THE REBUILD AND DODGY EMPLOYERS
What does Labour intend to do to protect vulnerable migrant workers?
CHRISTCHURCH – While housing and immigration policies are important political issues another key concern for many Filipino workers is job security and their protection from dubious recruitment agencies and exploitative employers.
Christchurch has been a source of both hope and despair – despair for all those lives affected by the great tragedy and hope for the workers overseas who find opportunity in the rebuild.
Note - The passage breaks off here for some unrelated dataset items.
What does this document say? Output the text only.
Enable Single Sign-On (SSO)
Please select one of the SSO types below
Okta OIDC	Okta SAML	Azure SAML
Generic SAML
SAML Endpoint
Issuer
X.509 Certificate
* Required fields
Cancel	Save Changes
However, for many that hope turned into false hope after finding themselves in phony employment contracts and with only half-baked promises of stable employment opportunities.
Too often we hear of stories where Filipinos are recruited to rebuild Christchurch under dubious contracts; being paid with wages lower than what was previously agreed and being housed in dilapidated accommodation facilities. This creates problems for them not just here, but also for their families back home, who are heavily reliant on remittances.
We asked, “what does Labour intend to do to protect vulnerable migrant workers?”
Andrew Little reveals that he gets personal letters from exploited workers asking for help with their current situation, so he is very much aware of this issue. Acting in his capacity as the opposition leader Little presses the government hard to “take into account” such reports.
“We need to ensure that the minimum labour standards are being upheld and that the proper government agencies [protecting migrants] are actually doing their jobs.”
Little also says that for most foreign workers the only help they know of is to “call an 0800 number”, but many do not actually find that helpful. Many require a face-to-face channel to express their qualms and find a concrete solution to their problems.
He says that a health and safety inspectorate called Work Safe New Zealand “is stepping up its game in recent years” and is taking added measures to ensure the protection of vulnerable migrant workers. Mr Little also says that trade unions are an especially helpful avenue for protecting said workers and suggests that troubled migrant workers turn to them for help too.